贺厉沉用剑挑开那铁线莲,夹层破开,一纸书笺飘落而出。
他怔怔地捡起那张小纸片。
正面,是我初见他时,他执枪立马的小像。
贺厉沉看着那像,忽然笑了。
怪不得,怪不得有段时间,我总是冲着他发呆,还要学丹青。
常常拿着一堆奇形怪状的画给他看。
“贺大哥,你瞧,可看出这是什么了?”
“一个木偶骑着骆驼?”
“哪有?!这明明是……”
“好了,你没有画技的天分,还是快些去训练吧!”
“是……”
贺厉沉不知道。
不知道这般一眼看出是他的画像,究竟是她花了多少时日才画出来的。
她用这画像护在心口,一日一日又一日地戴着。
贺厉沉缝制铁线莲,初衷是让象征坚韧的铁线莲代替他,保护她。
可在她心里,只有他,才是她的守护神。
背面,是一行小字。
写得歪歪扭扭。
【贺厉沉,其实,我心忄】
还没等贺厉沉看完,一阵吹向西北的风,骤然带走了那张纸片。
他踉跄着去追,可纸片飘摇,很快淹没在了西北的黄沙泥土中。
再无踪迹。
贺厉沉要用一辈子去想,想那句话。
到底是【我心悦你】
还是【我心恨你】
贺厉沉纵马入宫,他想去找九五之尊问个清楚,却被陛下的老嬷嬷拦住了。
“贺将军,您不知道谢姑娘和亲的事吗?”
“怪了,她去求过您呀。
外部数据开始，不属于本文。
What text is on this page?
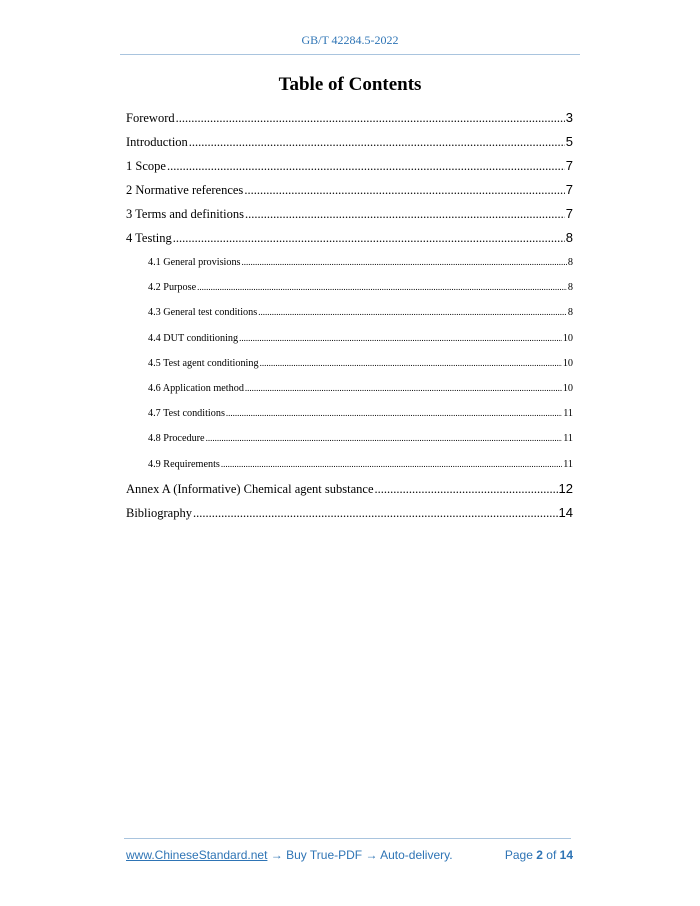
GB/T 42284.5-2022
Table of Contents
Foreword .....	3
Introduction .....	5
1 Scope .....	7
2 Normative references .....	7
3 Terms and definitions .....	7
4 Testing .....	8
4.1 General provisions .....	8
4.2 Purpose .....	8
4.3 General test conditions .....	8
4.4 DUT conditioning .....	10
4.5 Test agent conditioning .....	10
4.6 Application method .....	10
4.7 Test conditions .....	11
4.8 Procedure .....	11
4.9 Requirements .....	11
Annex A (Informative) Chemical agent substance .....	12
Bibliography .....	14
www.ChineseStandard.net → Buy True-PDF → Auto-delivery.	Page 2 of 14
”
贺厉沉彻底僵在了原地,他抓着嬷嬷,不可置信问道。
“你说清楚点,什么叫谢羽来求过我?”
老嬷嬷长叹一口气,嘀咕一句造孽啊。
“将军且随老身来,看完,您就明白了。”
她带着贺厉沉来到那处宫殿。
宫人正垂头收拾里面的狼藉,满脸不忍。
“你们说这谢姑娘那三天到底受了什么罪啊,怎么殿里都是血?”
“何止啊,你闻闻这股味,全是那个的味道!”
“唉,谢姑娘也是咱大雍的功臣,这是造的什么孽,要被那匈奴王关在这里三天三夜?”
“别说了,人都和亲去了,还以为贺将军能救她呢……”
老嬷嬷看着几欲昏倒的贺厉沉,又补充道。
“三夜后,谢姑娘带血去求陛下,陛下允她战。”
“她就去求将军出兵,可不知怎的,她又同意了和亲。”
“老身还以为,是将军不同意出兵呢。”
贺厉沉颤抖着走进殿内,扑面而来的血腥气和撕得不成样子的衣衫。
都彰显着,这里发生了什么。
他的脑中蓦然想起了那日,她哭着来求他。
舍弃了一切尊严地求他。
谢羽会去和亲,都是拜他所赐!
众目睽睽之下,贺厉沉突然喷出一口黑血,倒地不起。